Funding Opportunities

The University of Washington Center for Human Rights has announced funding opportunities for undergraduate and graduate students.  More information for these funds, including deadlines and rules for eligibility, may be found in the attached PDFs to this article or at the UW Center for Human Rights fellowships page (external link).  Summaries of the endowed funds, taken from the announcements, are listed below.

  • The Abe Osheroff and Gunnel Clark Endowed Fund was established to honor and continue the human rights work of two individuals who have spent their lives respecting, protecting, and promoting human rights: Abe Osheroff and Gunnel Clark. For more information about Abe Osheroff’s life and work, see http://abeosheroff.org/.  The Osheroff and Clark fund provides financial resources for undergraduate and graduate students to support human rights projects that promote social change through direct action. In 2016, we anticipate having approximately $3500 available to distribute; the entire amount may be issued in a single award or split between multiple awardees. The number of awards and amounts will vary depending on the number and quality of applications.
  • The Peter Mack and Jamie Mayerfeld Fund provides financial resources to benefit graduate students to study and/or conduct research about human rights. In 2016, we anticipate having approximately $2800 available to distribute; the entire amount may be issued in a single award or split between multiple awardees. The number of awards and amounts will vary depending on the number and quality of applications. The committee may combine this fellowship with the Lisa Sable Brown fellowship to make a more substantial award.

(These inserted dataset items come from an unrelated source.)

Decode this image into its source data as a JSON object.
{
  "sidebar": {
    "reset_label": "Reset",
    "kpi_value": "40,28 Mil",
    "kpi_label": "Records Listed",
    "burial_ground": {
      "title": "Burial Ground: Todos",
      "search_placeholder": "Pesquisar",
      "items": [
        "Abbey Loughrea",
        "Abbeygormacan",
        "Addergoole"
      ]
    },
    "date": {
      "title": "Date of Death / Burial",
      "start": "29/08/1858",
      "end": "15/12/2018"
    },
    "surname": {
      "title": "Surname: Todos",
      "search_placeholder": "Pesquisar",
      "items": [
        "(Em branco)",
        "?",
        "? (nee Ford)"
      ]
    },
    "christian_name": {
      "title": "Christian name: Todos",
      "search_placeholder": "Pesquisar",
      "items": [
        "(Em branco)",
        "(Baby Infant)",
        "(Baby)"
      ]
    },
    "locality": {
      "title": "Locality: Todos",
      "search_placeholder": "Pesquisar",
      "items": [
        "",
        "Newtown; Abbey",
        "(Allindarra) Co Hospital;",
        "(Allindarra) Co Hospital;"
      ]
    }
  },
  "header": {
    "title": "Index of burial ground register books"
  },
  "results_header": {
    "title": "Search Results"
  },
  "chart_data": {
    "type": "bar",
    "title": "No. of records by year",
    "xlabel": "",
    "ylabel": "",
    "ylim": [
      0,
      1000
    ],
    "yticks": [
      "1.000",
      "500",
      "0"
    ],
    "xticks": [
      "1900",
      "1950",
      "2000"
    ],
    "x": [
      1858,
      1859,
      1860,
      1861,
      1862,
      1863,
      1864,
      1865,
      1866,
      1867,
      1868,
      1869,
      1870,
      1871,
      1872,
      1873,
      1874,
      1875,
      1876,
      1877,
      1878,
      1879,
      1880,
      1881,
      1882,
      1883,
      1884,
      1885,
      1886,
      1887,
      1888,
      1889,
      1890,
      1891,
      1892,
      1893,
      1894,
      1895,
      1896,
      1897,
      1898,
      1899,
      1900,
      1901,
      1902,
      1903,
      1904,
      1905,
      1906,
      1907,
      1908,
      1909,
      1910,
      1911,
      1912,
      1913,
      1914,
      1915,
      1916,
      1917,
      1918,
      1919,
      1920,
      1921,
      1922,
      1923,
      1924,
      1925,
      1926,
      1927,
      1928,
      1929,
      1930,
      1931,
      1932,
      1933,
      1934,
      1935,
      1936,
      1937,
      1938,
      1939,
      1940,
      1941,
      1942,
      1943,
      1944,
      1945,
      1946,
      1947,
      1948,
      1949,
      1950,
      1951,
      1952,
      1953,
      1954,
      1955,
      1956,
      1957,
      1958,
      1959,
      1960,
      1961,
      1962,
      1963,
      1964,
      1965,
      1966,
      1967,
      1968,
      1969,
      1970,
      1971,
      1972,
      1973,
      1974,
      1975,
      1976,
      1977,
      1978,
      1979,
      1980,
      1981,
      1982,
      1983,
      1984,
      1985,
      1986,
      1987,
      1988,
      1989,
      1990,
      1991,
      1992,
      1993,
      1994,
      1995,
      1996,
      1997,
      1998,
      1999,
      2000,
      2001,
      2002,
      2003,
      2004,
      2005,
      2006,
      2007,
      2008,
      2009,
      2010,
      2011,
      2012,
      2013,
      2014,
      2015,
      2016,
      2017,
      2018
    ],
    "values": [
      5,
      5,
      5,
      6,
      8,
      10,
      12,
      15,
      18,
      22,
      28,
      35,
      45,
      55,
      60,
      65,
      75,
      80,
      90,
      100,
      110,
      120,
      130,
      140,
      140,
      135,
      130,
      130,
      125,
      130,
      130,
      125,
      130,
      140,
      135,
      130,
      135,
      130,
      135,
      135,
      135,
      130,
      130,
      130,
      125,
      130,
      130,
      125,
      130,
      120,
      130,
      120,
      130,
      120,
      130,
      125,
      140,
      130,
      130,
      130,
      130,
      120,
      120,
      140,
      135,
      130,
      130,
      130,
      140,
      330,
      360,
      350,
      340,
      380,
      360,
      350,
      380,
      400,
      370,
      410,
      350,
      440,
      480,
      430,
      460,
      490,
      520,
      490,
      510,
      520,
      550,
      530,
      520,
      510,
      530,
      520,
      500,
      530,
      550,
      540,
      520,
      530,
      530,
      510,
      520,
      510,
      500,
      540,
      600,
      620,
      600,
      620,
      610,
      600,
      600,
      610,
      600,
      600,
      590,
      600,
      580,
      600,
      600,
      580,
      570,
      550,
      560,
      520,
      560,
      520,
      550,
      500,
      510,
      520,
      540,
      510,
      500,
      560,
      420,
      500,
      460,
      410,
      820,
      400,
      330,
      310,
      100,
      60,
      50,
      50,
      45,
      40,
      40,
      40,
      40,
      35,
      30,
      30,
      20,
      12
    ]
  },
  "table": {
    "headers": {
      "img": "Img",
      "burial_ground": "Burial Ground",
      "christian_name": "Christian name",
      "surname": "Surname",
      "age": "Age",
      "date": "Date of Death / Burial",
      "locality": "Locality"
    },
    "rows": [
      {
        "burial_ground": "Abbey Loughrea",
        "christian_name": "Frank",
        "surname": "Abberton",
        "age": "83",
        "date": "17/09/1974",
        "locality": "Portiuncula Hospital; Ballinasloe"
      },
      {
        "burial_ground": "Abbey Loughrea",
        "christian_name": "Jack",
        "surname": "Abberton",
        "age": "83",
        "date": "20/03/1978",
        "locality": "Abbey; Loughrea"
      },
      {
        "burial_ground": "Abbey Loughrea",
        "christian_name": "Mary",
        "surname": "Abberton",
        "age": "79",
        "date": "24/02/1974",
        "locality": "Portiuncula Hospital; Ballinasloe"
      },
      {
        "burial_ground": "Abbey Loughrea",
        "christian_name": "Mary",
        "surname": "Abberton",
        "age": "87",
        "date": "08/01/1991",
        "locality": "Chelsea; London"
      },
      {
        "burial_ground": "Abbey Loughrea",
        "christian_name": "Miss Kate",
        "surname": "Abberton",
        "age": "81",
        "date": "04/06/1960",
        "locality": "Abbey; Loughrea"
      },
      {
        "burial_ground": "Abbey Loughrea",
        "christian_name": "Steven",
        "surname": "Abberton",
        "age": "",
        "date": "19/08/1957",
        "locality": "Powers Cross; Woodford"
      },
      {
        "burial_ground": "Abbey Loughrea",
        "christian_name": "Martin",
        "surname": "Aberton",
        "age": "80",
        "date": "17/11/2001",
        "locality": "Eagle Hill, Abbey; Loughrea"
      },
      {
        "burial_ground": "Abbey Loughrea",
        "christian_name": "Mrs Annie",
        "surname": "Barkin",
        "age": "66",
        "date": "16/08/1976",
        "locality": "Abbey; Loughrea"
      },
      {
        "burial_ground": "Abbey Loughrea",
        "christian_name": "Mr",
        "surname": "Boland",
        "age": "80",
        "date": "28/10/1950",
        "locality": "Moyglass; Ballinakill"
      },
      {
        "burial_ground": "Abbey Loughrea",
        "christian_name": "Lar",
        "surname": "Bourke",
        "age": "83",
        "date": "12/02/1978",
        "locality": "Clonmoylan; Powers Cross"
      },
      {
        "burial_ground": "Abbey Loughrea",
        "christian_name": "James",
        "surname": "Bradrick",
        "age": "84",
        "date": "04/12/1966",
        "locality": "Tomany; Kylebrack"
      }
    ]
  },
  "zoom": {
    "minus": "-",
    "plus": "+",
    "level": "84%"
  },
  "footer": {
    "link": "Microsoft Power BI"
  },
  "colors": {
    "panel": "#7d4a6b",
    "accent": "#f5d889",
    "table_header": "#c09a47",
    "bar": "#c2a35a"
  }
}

  • The Dr. Lisa Sable Brown Endowed Fund provides financial resources to benefit graduate students to study and/or conduct research about human rights. In 2016, we anticipate having approximately $2200 available to distribute; the entire amount may be issued in a single award or split between multiple awardees. The number of awards and amounts will vary depending on the number and quality of applications. The committee may combine this fellowship with the Mack and Mayerfeld fellowship to make a more substantial award. Priority will be given to graduate student research that identifies acts of oppression of an individual’s human rights and advocates abolishing such practices that may be viewed as a form of “slavery.”